Umbuzeiro-PB começou a ser cidade por ser ponto de parada dos tropeiros da serra da Borborema, que vinham de Recife até Campina Grande.
Ali surgiu a praça do mercado, a igreja, os serviços, artífices...
*
Meu bisavô era um desses artífices e, além disso, tocava rabeca.
Uma noite ao voltar de uma festa, tocando a rabeca, foi envolto em um redemoinho. Esse fato causo-lhe um susto tão grande que nunca mais tocou rabeca nos festejos da região.
"Rabeca é coisa do cão"!
Asseverou.
Aliás, o seu nome era Severino.
***
Vi outras localidades nascerem "do nada".
Mas o padrão sempre foi a junção de serviços, artífices e mercadores.
E cidades são egrégoras.
O pensamento que as domina é o mercado e tudo mais dele deriva.
***
Como são lugares relativamente tranquilos e propícios ao ócio a tendência é que a concentração de riqueza, no seu pequeno espaço territorial, dê ao citadine a ilusão de que a vida é fácil e que pode se reproduzir sem medo de ser feliz.
*
Daí a superpopulação e os problemas dela decorrentes.
***
Mesmo que todos os habitantes tivessem o necessário para uma vida digna, o fator adensamento populacional, degringola o processo de vida saudável e chega até a extinção.
*
Nunca é demais lembrar o J. Calhoun e suas mouse utopias.
***
Observe-se a tendência das pessoas da cidade, que ainda tem alguma saúde, procurarem adquirir terrenos fora dela e formar pequenas chácaras.

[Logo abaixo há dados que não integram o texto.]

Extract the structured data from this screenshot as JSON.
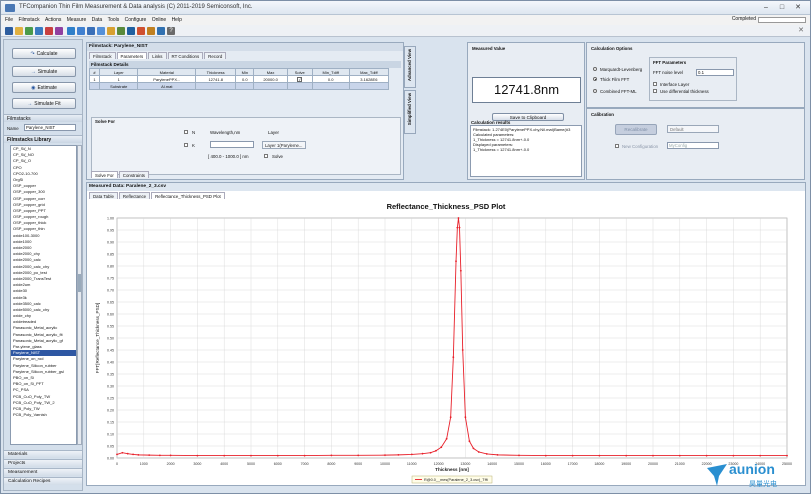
{
  "window": {
    "title": "TFCompanion Thin Film Measurement & Data analysis (C) 2011-2019 Semiconsoft, Inc."
  },
  "menu": [
    "File",
    "Filmstack",
    "Actions",
    "Measure",
    "Data",
    "Tools",
    "Configure",
    "Online",
    "Help"
  ],
  "status": {
    "completed": "Completed"
  },
  "left": {
    "buttons": [
      "Calculate",
      "Simulate",
      "Estimate",
      "Simulate Fit"
    ],
    "filmstacks_header": "Filmstacks",
    "name_label": "Name",
    "name_value": "Parylene_NIST",
    "library_header": "Filmstacks Library",
    "library": [
      "CP_Si(_N",
      "CP_Si(_NO",
      "CP_Si(_O",
      "CPO",
      "CPO2-10-700",
      "OrgSi",
      "OSP_copper",
      "OSP_copper_300",
      "OSP_copper_corr",
      "OSP_copper_grid",
      "OSP_copper_PPT",
      "OSP_copper_rough",
      "OSP_copper_thick",
      "OSP_copper_thin",
      "oxide100-3000",
      "oxide1000",
      "oxide2000",
      "oxide2000_chy",
      "oxide2000_calc",
      "oxide2000_calc_chy",
      "oxide2000_po_test",
      "oxide2000_TransTest",
      "oxide2um",
      "oxide30",
      "oxide3k",
      "oxide3500_calc",
      "oxide5000_calc_chy",
      "oxide_chy",
      "oxidetreaded",
      "Panasonic_Metal_acrylic",
      "Panasonic_Metal_acrylic_fit",
      "Panasonic_Metal_acrylic_gf",
      "Par-ylene_glass",
      "Parylene_NIST",
      "Parylene_on_rod",
      "Parylene_Silicon_rubber",
      "Parylene_Silicon_rubber_gsl",
      "PBO_on_Si",
      "PBO_on_Si_PFT",
      "PC_PSA",
      "PCB_CuO_Poly_TW",
      "PCB_CuO_Poly_TW_2",
      "PCB_Poly_TW",
      "PCB_Poly_Varnish"
    ],
    "selected": "Parylene_NIST",
    "bottom_tabs": [
      "Materials",
      "Projects",
      "Measurement",
      "Calculation Recipes"
    ]
  },
  "filmstack": {
    "header": "Filmstack: Parylene_NIST",
    "tabs": [
      "Filmstack",
      "Parameters",
      "Links",
      "RT Conditions",
      "Record"
    ],
    "details_header": "Filmstack Details",
    "columns": [
      "#",
      "Layer",
      "Material",
      "Thickness",
      "Min",
      "Max",
      "Solve",
      "Min_Tdiff",
      "Max_Tdiff"
    ],
    "rows": [
      [
        "1",
        "1",
        "ParylenePPX...",
        "12741.8",
        "0.0",
        "20000.0",
        "checked",
        "0.0",
        "3.1628E6"
      ],
      [
        "",
        "Substrate",
        "Al.mat",
        "",
        "",
        "",
        "",
        "",
        ""
      ]
    ],
    "solvefor": {
      "title": "Solve For",
      "n": "N",
      "k": "K",
      "wavelength": "Wavelength,nm",
      "layer": "Layer",
      "layer_value": "Layer 1(Paryleme...",
      "range": "[ 400.0 - 1000.0 ] nm",
      "solve": "Solve"
    },
    "bottom_tabs": [
      "Solve For",
      "Constraints"
    ]
  },
  "side_tabs": [
    "Advanced View",
    "Simplified View"
  ],
  "measured": {
    "header": "Measured Value",
    "value": "12741.8nm",
    "save": "Save to Clipboard",
    "results_header": "Calculation results",
    "results": [
      "Filmstack: 1.274E0(ParylenePPX.chy,Nil.mat)Bame(#3",
      "Calculated parameters:",
      "1_Thickness = 12741.8nm+-0.0",
      "Displayed parameters:",
      "1_Thickness = 12741.8nm+-0.0"
    ]
  },
  "calc_options": {
    "header": "Calculation Options",
    "methods": [
      "Marquardt-Levenberg",
      "Thick Film FFT",
      "Combined FFT-ML"
    ],
    "selected": "Thick Film FFT",
    "fft_header": "FFT Parameters",
    "noise_label": "FFT noise level",
    "noise_value": "0.1",
    "interface": "Interface Layer",
    "differential": "Use differential thickness"
  },
  "calibration": {
    "header": "Calibration",
    "button": "Recalibrate",
    "default": "Default",
    "new_config": "New Configuration",
    "config_placeholder": "MyConfig"
  },
  "plot": {
    "header": "Measured Data: Paralene_2_3.csv",
    "tabs": [
      "Data Table",
      "Reflectance",
      "Reflectance_Thickness_PSD Plot"
    ]
  },
  "chart_data": {
    "type": "line",
    "title": "Reflectance_Thickness_PSD Plot",
    "xlabel": "Thickness [nm]",
    "ylabel": "FFT[Reflectance_Thickness_PSD]",
    "xlim": [
      0,
      25000
    ],
    "ylim": [
      0,
      1.0
    ],
    "xticks": [
      0,
      1000,
      2000,
      3000,
      4000,
      5000,
      6000,
      7000,
      8000,
      9000,
      10000,
      11000,
      12000,
      13000,
      14000,
      15000,
      16000,
      17000,
      18000,
      19000,
      20000,
      21000,
      22000,
      23000,
      24000,
      25000
    ],
    "yticks": [
      0,
      0.05,
      0.1,
      0.15,
      0.2,
      0.25,
      0.3,
      0.35,
      0.4,
      0.45,
      0.5,
      0.55,
      0.6,
      0.65,
      0.7,
      0.75,
      0.8,
      0.85,
      0.9,
      0.95,
      1.0
    ],
    "series": [
      {
        "name": "R@0.0__mes(Paralene_2_3.csv)_Tfft",
        "x": [
          0,
          200,
          400,
          600,
          800,
          1200,
          1600,
          2000,
          3000,
          4000,
          5000,
          6000,
          7000,
          8000,
          9000,
          10000,
          10500,
          11000,
          11400,
          11700,
          11900,
          12100,
          12300,
          12450,
          12550,
          12650,
          12700,
          12741,
          12780,
          12830,
          12900,
          13000,
          13150,
          13300,
          13500,
          13800,
          14200,
          15000,
          16000,
          17000,
          18000,
          19000,
          20000,
          21000,
          22000,
          23000,
          24000,
          25000
        ],
        "values": [
          0.015,
          0.022,
          0.018,
          0.015,
          0.013,
          0.012,
          0.011,
          0.011,
          0.01,
          0.01,
          0.01,
          0.01,
          0.01,
          0.011,
          0.011,
          0.012,
          0.013,
          0.015,
          0.018,
          0.022,
          0.03,
          0.045,
          0.08,
          0.17,
          0.42,
          0.82,
          0.96,
          1.0,
          0.96,
          0.78,
          0.45,
          0.17,
          0.07,
          0.04,
          0.025,
          0.017,
          0.013,
          0.011,
          0.01,
          0.01,
          0.01,
          0.01,
          0.01,
          0.01,
          0.01,
          0.01,
          0.01,
          0.01
        ],
        "color": "#e8202a"
      }
    ],
    "legend": "bottom-center"
  },
  "logo": {
    "text": "aunion",
    "sub": "昊量光电"
  },
  "colors": {
    "series": "#e8202a",
    "selection": "#2e57a3",
    "panel": "#d9e3ee"
  }
}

Quem não consegue fazer isso, morre lentamente no ambiente urbano imerso em angústia, depressão, manias e, quase todos, entupidos de drogas (principalmente anti-hipertensivos e moderadores de humor).
Sendo alguns completamente adictos de drogas ilícitas, estupefacientes e psicótico-miméticos.
***
Sair deste labirinto doentio e rodeado de mercadores é difícil.
É O grande desafio!
Espero que o vençamos sem abdicar de nossas conquistas tecnológicas.
Avante!
***
P.S. Caetano estava certo, a tendência de toda urbe é a decadência.
*

Túlio disse...

Olá, Dalton
Esse texto é um retrato fiel da decadência econômico-social em que vivemos.
"O fenômeno se repete em todas as grandes cidades brasileiras, numa prova de que não é uma questão de má-administração pública localizada, mas de uma realidade sistêmica."
E este cenário também "me entristece e aterroriza", mesmo porque não imagino uma ruptura tão cedo (muitos avaliavam ingenuamente que haveria mudanças no capitalismo no pós pandemia...).
E em nosso país, onde há muito tempo a taxa de homicídios é comparável com a de uma guerra civil, o custo ideológico do controle social está cada vez mais alto para que não nos transformemos num grande Haiti.